2006年09月27日
スポーツ三色日記
『岩隈選手』 楽天のエース岩隈久志選手が今月から復帰登板を果たしている。昨年、合併球団への入団に難色を示し、新球団・楽天の救世主として迎えらられた岩隈選手。しかし、昨シーズンは開幕戦こそ勝利したが期待された二桁勝利はならず9勝15敗というエースらしからぬ成績に終わってしまった。さらに今シーズンも開幕から右肩の故障で出遅れ、ようやく一軍登板を果たしたのは今月。新エースとして期待された一場も一年を通しての活躍はできず、軸となる投手が不在で、2年連続のパリーグ最下位が確定している楽天にとっては、今季も岩隈投手の誤算は最後まで響いたと言える。 それでもここにきての岩隈投手の復活は楽天にとって来年に向けて好材料である。一時は130キロ台までしか計測しなかった直球も150キロをマークするまでになり、完全復活と言っていいだろう。昨日の登板では敗戦投手となったが、2試合連続の完投。「次は仙台で勝つ」。帰ってきたエースの言葉を信じたい。 『桜庭選手入院』 総合格闘技・PRIDEの元スター選手で、今年からは同じく総合格闘技のHERO‘Sに主戦場を移している桜庭和志選手が練習中に倒れ、緊急入院した。
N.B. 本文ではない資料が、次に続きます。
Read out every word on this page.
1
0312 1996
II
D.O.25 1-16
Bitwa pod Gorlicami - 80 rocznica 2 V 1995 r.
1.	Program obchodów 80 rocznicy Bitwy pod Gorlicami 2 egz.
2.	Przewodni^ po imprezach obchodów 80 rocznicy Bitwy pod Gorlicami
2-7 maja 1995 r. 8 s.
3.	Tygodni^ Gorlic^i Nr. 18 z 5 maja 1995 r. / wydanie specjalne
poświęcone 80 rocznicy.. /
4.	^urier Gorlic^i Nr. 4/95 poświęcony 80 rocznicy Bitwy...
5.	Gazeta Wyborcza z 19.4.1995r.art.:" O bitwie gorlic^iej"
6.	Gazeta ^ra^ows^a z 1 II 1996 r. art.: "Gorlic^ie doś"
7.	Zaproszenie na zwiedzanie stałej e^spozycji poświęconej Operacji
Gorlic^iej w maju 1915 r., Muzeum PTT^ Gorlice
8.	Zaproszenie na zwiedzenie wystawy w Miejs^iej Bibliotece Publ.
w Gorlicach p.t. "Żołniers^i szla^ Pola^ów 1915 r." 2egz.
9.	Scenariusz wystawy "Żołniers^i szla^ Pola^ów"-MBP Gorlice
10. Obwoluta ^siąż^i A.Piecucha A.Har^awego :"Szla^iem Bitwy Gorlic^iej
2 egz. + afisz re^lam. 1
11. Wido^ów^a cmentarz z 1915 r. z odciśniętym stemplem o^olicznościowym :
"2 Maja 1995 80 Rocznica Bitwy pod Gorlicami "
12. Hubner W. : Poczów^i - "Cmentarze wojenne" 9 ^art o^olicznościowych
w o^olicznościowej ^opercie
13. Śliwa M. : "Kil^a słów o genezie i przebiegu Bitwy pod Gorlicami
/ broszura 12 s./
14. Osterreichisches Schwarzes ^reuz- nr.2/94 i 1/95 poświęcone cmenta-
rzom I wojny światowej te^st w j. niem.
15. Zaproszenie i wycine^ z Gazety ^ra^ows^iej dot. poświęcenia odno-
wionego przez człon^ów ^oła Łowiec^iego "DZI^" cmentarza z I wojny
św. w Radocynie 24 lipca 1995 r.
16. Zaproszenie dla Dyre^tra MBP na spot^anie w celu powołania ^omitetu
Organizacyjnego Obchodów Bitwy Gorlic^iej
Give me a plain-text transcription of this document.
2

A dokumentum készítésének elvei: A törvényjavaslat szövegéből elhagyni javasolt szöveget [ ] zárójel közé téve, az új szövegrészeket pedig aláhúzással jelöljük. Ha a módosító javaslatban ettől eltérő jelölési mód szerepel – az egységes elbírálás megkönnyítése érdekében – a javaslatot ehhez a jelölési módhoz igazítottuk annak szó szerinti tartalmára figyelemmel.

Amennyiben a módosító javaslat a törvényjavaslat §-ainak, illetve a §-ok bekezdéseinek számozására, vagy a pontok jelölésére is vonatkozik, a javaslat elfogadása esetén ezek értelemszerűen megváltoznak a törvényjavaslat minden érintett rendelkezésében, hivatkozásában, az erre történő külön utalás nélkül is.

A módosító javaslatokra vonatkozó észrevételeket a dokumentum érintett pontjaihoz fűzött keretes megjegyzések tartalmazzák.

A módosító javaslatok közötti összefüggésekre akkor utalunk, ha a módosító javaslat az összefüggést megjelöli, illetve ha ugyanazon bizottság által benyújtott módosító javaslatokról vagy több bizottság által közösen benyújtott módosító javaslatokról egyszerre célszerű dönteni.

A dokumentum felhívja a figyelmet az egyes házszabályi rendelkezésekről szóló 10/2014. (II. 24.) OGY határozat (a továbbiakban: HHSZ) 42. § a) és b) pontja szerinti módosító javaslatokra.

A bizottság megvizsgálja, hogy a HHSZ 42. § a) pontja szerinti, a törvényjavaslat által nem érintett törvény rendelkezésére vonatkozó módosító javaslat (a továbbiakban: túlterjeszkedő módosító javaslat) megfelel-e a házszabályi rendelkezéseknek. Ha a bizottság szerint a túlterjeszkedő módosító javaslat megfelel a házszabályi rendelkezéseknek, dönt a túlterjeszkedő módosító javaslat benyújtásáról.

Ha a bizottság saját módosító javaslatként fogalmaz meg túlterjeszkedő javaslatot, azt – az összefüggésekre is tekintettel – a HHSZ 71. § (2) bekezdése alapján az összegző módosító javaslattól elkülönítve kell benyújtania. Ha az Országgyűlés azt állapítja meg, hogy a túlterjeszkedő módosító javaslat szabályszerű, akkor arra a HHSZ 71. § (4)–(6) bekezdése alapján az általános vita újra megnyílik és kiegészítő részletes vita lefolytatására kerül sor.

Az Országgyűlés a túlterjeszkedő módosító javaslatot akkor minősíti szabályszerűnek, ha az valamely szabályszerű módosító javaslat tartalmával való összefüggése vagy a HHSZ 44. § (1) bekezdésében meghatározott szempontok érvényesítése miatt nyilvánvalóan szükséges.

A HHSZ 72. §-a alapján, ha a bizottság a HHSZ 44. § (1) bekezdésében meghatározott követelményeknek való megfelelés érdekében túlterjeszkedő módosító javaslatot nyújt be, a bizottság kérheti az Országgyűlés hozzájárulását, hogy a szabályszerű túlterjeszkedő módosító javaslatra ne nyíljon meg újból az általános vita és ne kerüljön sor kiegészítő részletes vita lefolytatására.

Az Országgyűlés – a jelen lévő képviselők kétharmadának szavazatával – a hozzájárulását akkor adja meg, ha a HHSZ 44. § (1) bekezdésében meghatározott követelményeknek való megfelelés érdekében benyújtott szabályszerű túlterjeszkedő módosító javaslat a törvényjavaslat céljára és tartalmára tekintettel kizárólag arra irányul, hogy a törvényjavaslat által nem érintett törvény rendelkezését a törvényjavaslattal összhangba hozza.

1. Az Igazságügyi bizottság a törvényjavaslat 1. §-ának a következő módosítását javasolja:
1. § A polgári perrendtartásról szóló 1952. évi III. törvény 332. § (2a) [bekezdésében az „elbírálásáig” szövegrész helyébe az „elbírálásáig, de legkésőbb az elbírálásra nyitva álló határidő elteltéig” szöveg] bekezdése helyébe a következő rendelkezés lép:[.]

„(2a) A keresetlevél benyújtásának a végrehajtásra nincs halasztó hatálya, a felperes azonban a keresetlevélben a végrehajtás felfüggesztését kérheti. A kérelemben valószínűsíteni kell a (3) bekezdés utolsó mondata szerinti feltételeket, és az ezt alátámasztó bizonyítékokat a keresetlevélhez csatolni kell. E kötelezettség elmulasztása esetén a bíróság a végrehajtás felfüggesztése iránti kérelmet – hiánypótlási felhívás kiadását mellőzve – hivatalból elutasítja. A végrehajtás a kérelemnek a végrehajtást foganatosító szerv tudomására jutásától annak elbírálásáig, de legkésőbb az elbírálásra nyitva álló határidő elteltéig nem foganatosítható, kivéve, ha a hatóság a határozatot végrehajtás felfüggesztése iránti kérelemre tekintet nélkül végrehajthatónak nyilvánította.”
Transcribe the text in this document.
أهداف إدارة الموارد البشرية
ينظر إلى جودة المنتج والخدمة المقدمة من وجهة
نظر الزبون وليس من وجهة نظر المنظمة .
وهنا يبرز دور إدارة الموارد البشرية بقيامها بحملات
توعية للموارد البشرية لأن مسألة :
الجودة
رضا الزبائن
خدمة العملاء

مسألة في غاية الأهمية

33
幸い大事には至らず、選手生命を絶たれるというような事は免れたが、秋山との日本人対決で注目を集めていた10月の同興行には欠場することが決定した。8月に行われたトーナメント戦に出場した桜庭選手は最終的には勝利したものの、相手選手の打撃をまともに受け、意識が飛んでいるにもかかわらずレフェリーが試合を続行させたという危険な場面もあった。今回の入院とこの試合で受けたダメージに因果関係があることは不明だそうだが、常に「万が一」、「死」と隣り合わせの格闘技であるだけに、この桜庭欠場のニュースはファンにとって衝撃度が強いはずだ。スター選手が続々と現れ、勝負論だけでなく、エンターテイメント性も重視される現代の格闘技界。ファンの求める戦いを追求することも重要であるが、選手の命がリングには無防備で掛けられていることも主催者には強く意識してもらいたい。 『新人王争い』 プロ野球セ・リーグの新人王争いが混沌としてきた。パリーグでは昨日も好投した日本ハムの八木智哉投手が今季12勝目をマークし、独走状態。受賞は間違いないだろう。終盤にきて好投を続け、上位争いを演じたソフトバンク戦での好投の連続も大きい。 変わってセリーグは分からなくなってきた。ここまで最有力とされてきた広島・楚選手が昨日の練習中に目を負傷。登録を抹消され、今季中の復帰は絶望的だ。それでもここまでの楚選手の活躍は間違いなくタイトル級のだといえる。開幕当初はプロの壁に苦しんだものの、レギュラーに定着してからは、1、2番を務め、打率も急上昇した。一年を通して、内野のレギュラーを守り、尚且つ3割近い打率をキープしたことは新人王の資格を十分満たしている。 その楚の対抗馬となるのが、横浜の二年目吉村と中日の三年目佐藤だ。楚が守備や出塁など地味な活躍でチームに貢献したならば、吉村は強烈なインパクト、そう本塁打だ。ここまで24本塁打、61打点。主軸級の活躍である。規定打席到達は厳しい状況だが、新人ながら、30号まで打てば新人王にぐっと近づく。佐藤は交流戦を中心に、連続完投勝利の球団記録を樹立するなど、首位を走る中日のローテーションの一角を担った。しかし、10勝を目前に足踏み。現在は登録を抹消され、今季中の登板があるかは微妙だ。 総合的に見ればやはり年間を通じて活躍した楚が一歩リード。後は吉村の30発、80打点。佐藤の10勝次第で新人王争いは難しくなる。